Not everything that happens at school is protected by confidentiality laws. Not everything that students do has to be kept secret.  Consider: a student threatens to kill a teacher.  The teacher, not surprisingly, tells her husband about this.  The husband encounters the student at a gun range, of all places, and lets the student know that he heard about the threat.  According to “Anonymous” this was a FERPA violation.  More specifically, Anonymous asserted that the teacher violated FERPA when she told her husband about this.  Was that a FERPA violation?

No, according to the Student Privacy Policy Office (SPPO).  The critical portion of the SPPO response to this complaint reads as follows:

FERPA does not protect the confidentiality of information in general, and, therefore, does not apply to the disclosure of information derived from a source other than education records, even if education records exist which contain that information.
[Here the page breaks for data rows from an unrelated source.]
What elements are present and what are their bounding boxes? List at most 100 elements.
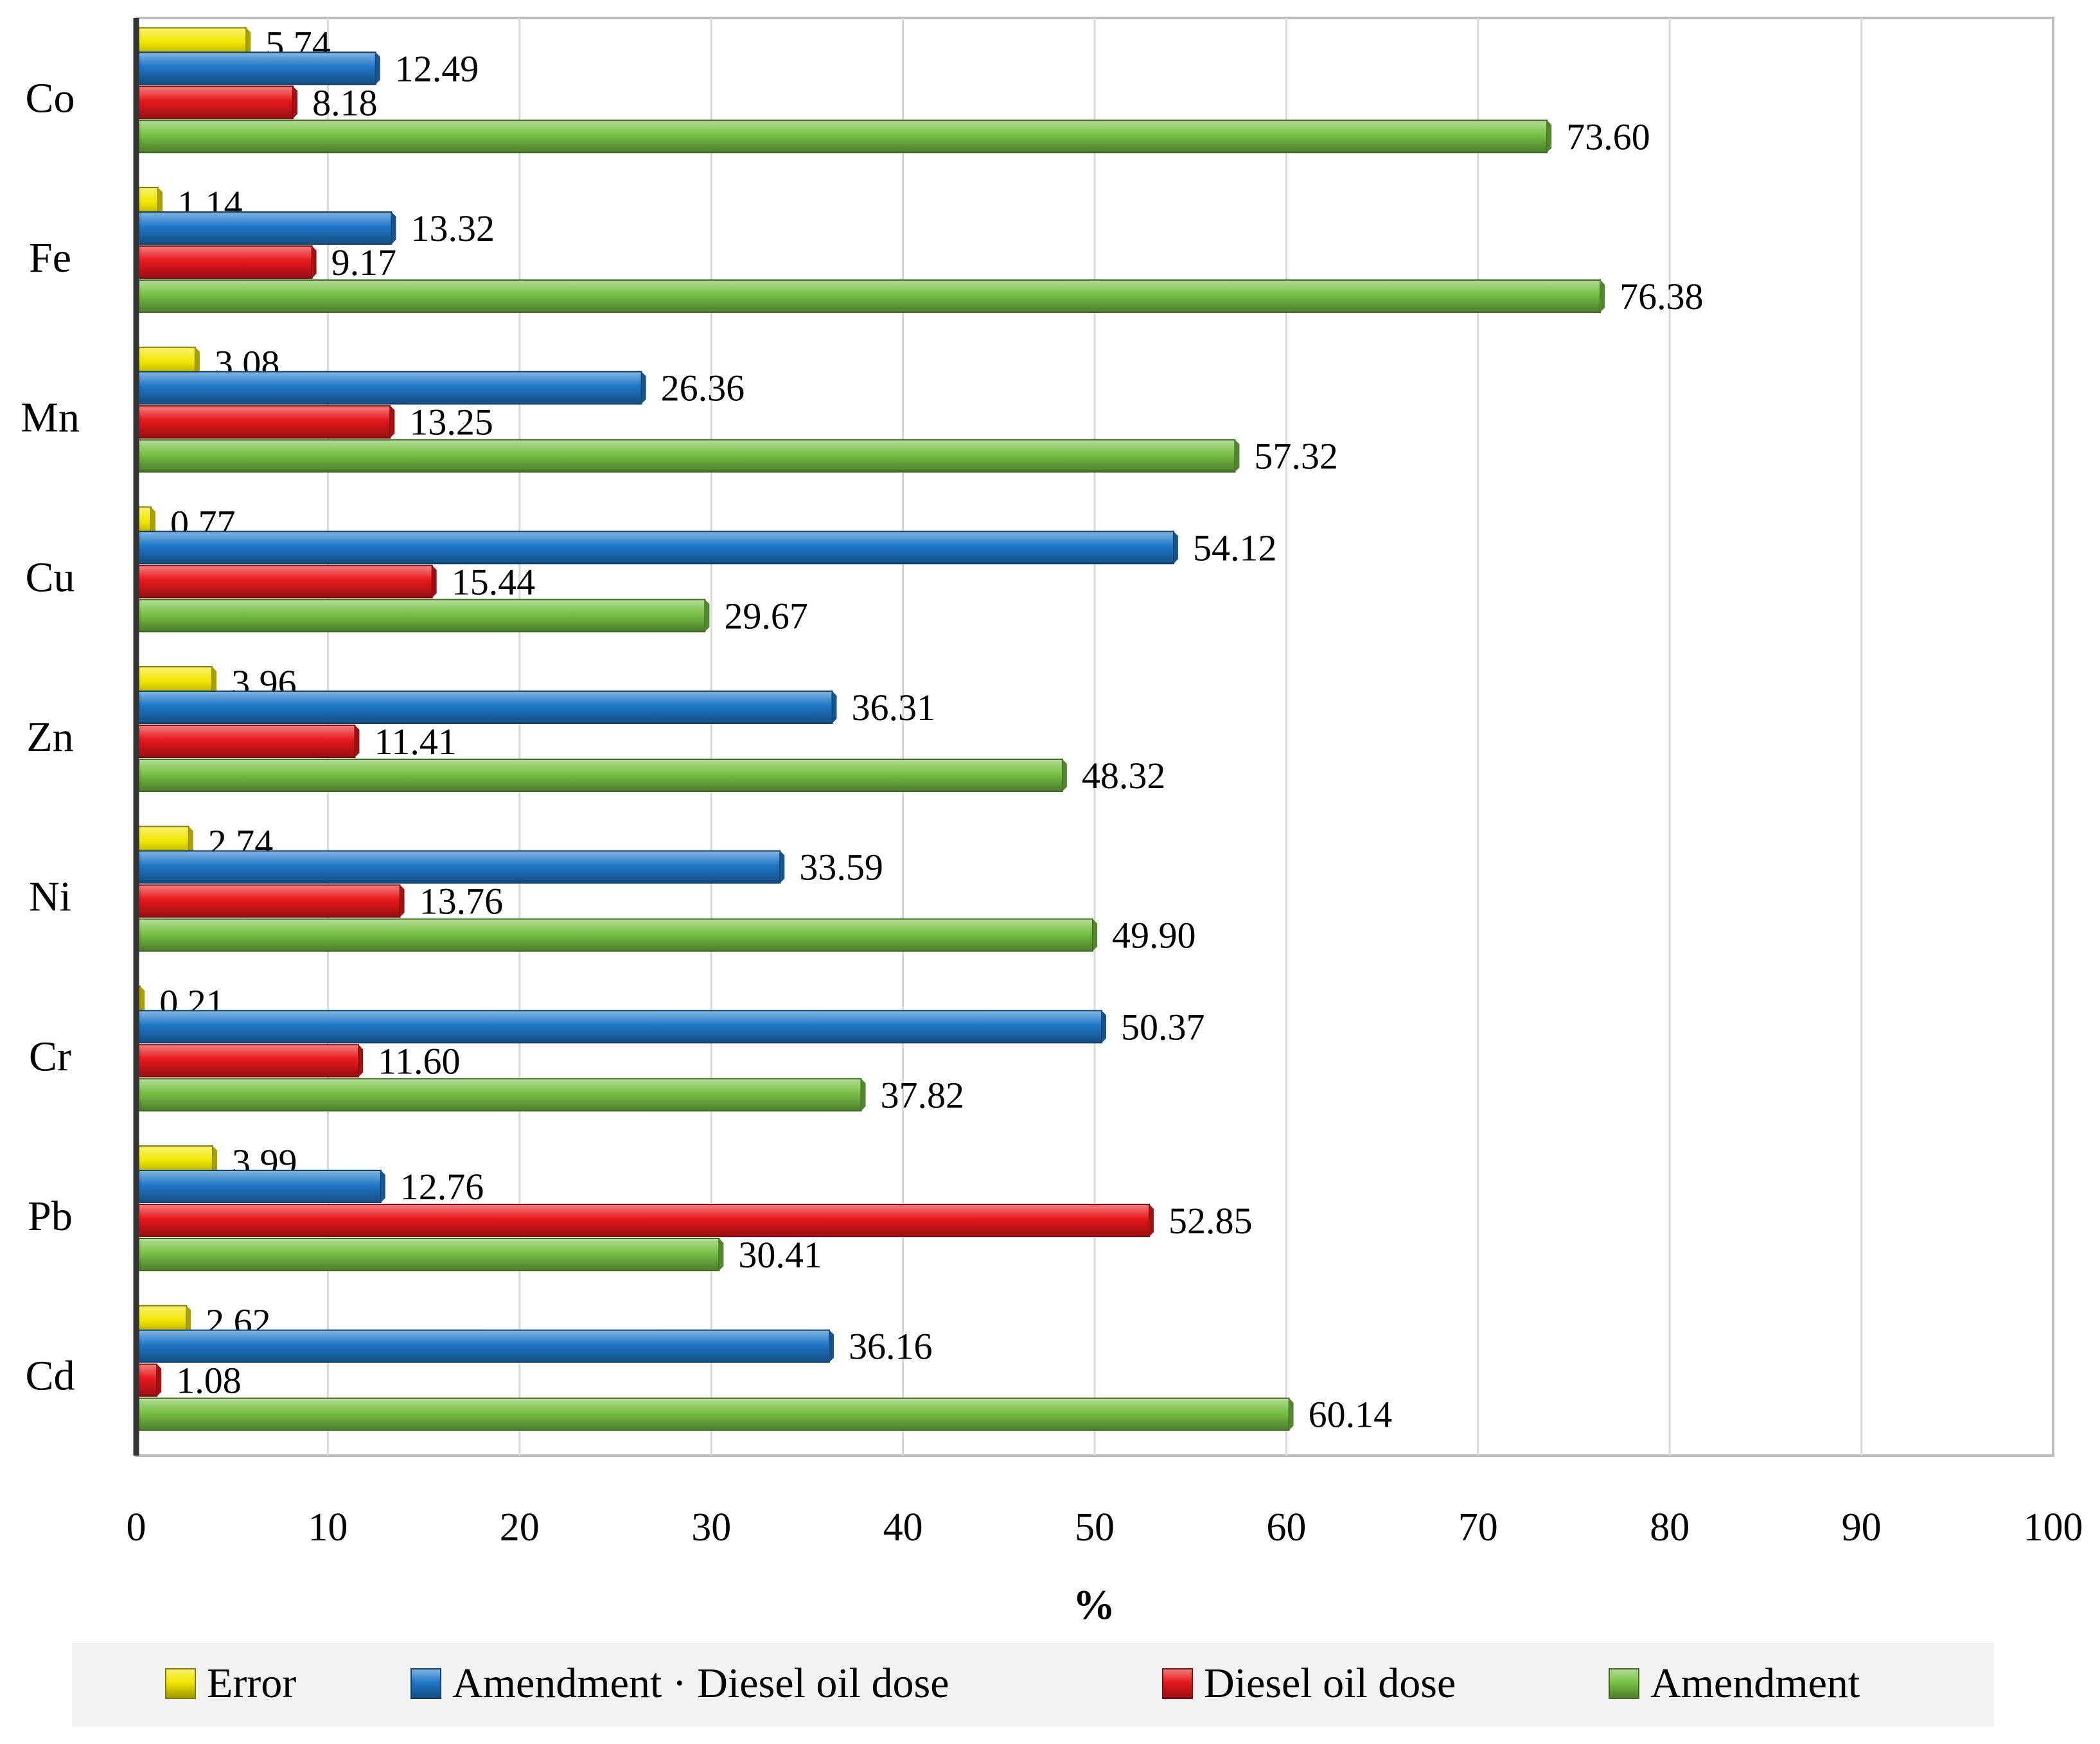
category-label: Mn — [21, 394, 80, 441]
bar — [138, 1238, 720, 1271]
data-label: 36.31 — [851, 687, 935, 728]
bar — [138, 1363, 158, 1397]
data-label: 76.38 — [1619, 276, 1704, 317]
data-label: 15.44 — [452, 561, 536, 603]
data-label: 48.32 — [1082, 755, 1166, 797]
legend-box — [72, 1643, 1994, 1727]
category-label: Pb — [28, 1193, 73, 1240]
bar-end-cap — [719, 1238, 724, 1271]
data-label: 37.82 — [881, 1074, 965, 1116]
data-label: 29.67 — [724, 595, 808, 637]
bar — [138, 725, 356, 758]
bar — [138, 599, 706, 633]
bar — [138, 371, 642, 405]
bar-end-cap — [358, 1044, 364, 1077]
bar-end-cap — [293, 86, 298, 119]
data-label: 30.41 — [738, 1234, 822, 1276]
category-label: Cr — [29, 1033, 71, 1080]
data-label: 73.60 — [1566, 116, 1650, 157]
legend-label: Diesel oil dose — [1204, 1660, 1456, 1707]
bar-end-cap — [829, 1330, 834, 1362]
data-label: 13.25 — [409, 401, 493, 443]
category-label: Ni — [29, 874, 71, 920]
bar — [138, 691, 833, 724]
bar — [138, 1010, 1103, 1044]
x-axis-title: % — [1073, 1581, 1115, 1628]
legend-swatch — [1162, 1668, 1193, 1699]
data-label: 60.14 — [1309, 1394, 1393, 1436]
bar-end-cap — [355, 725, 360, 757]
x-tick-label: 30 — [691, 1506, 731, 1549]
x-tick-label: 0 — [127, 1506, 146, 1549]
bars: 5.7412.498.1873.601.1413.329.1776.383.08… — [138, 23, 1704, 1436]
bar — [138, 1329, 831, 1363]
data-label: 12.49 — [395, 48, 479, 89]
legend-swatch — [165, 1668, 196, 1699]
bar — [138, 1078, 862, 1112]
bar — [138, 279, 1601, 313]
bar-end-cap — [157, 1364, 162, 1396]
bar — [138, 1397, 1290, 1431]
data-label: 9.17 — [331, 242, 397, 283]
category-label: Cu — [25, 554, 75, 601]
data-label: 33.59 — [799, 847, 883, 888]
x-tick-label: 60 — [1266, 1506, 1306, 1549]
bar-end-cap — [1600, 280, 1605, 312]
bar-end-cap — [1093, 919, 1098, 951]
bar-end-cap — [391, 212, 396, 244]
x-tick-labels: 0 10 20 30 40 50 60 70 80 90 100 — [127, 1506, 2083, 1549]
x-tick-label: 40 — [883, 1506, 923, 1549]
bar — [138, 759, 1063, 792]
bar-end-cap — [432, 565, 437, 598]
data-label: 8.18 — [312, 82, 378, 123]
data-label: 11.60 — [378, 1040, 460, 1082]
bar — [138, 51, 376, 85]
x-tick-label: 90 — [1842, 1506, 1882, 1549]
legend-swatch — [410, 1668, 441, 1699]
data-label: 26.36 — [661, 367, 745, 409]
x-tick-label: 10 — [308, 1506, 348, 1549]
bar — [138, 565, 433, 599]
x-tick-label: 70 — [1458, 1506, 1498, 1549]
bar — [138, 211, 393, 245]
x-tick-label: 100 — [2024, 1506, 2083, 1549]
data-label: 52.85 — [1169, 1200, 1253, 1242]
bar-end-cap — [1149, 1204, 1154, 1237]
data-label: 12.76 — [400, 1166, 484, 1208]
category-label: Cd — [25, 1353, 75, 1400]
bar-end-cap — [1289, 1398, 1294, 1431]
bar — [138, 531, 1174, 565]
legend-swatch — [1609, 1668, 1639, 1699]
bar-end-cap — [641, 371, 646, 404]
bar-end-cap — [400, 885, 405, 917]
x-tick-label: 20 — [500, 1506, 540, 1549]
bar — [138, 850, 781, 884]
bar-end-cap — [832, 691, 837, 723]
bar — [138, 405, 391, 439]
data-label: 13.32 — [410, 207, 495, 249]
data-label: 54.12 — [1193, 527, 1277, 568]
bar — [138, 245, 313, 279]
bar-end-cap — [380, 1170, 385, 1202]
bar-end-cap — [375, 52, 380, 85]
legend-label: Amendment — [1650, 1660, 1860, 1707]
bar-end-cap — [1102, 1010, 1107, 1043]
bar-end-cap — [780, 850, 785, 883]
bar-end-cap — [1173, 531, 1178, 564]
category-label: Co — [25, 75, 75, 121]
bar — [138, 85, 294, 119]
bar-end-cap — [1547, 120, 1552, 153]
legend-label: Error — [207, 1660, 296, 1707]
bar-end-cap — [705, 599, 710, 632]
data-label: 1.08 — [176, 1360, 242, 1402]
data-label: 49.90 — [1112, 915, 1196, 956]
data-label: 50.37 — [1121, 1006, 1205, 1048]
bar — [138, 1204, 1151, 1237]
data-label: 36.16 — [849, 1326, 933, 1368]
legend-label: Amendment · Diesel oil dose — [452, 1660, 949, 1707]
bar — [138, 884, 401, 918]
bar-end-cap — [312, 246, 317, 278]
bar — [138, 1044, 360, 1078]
category-label: Zn — [26, 714, 73, 761]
As a general rule, information that is obtained through personal knowledge or observation, and not from an education record, is not protected from disclosure under FERPA.

The SPPO qualifies that statement by pointing out that FERPA would protect information that is based on personal observation if the person who made the disclosure also “had an official role in making a determination that generated a protected education record.”  Example: a teacher has personal knowledge of the grade given to a student, but the teacher cannot disclose that grade because the teacher also generated the education record where the grade is recorded. A principal who suspended a student has personal knowledge of the suspension but is also the person who generated the record of suspension.

DAWG BONE: FERPA MAY NOT PROTECT AS MUCH AS YOU THINK.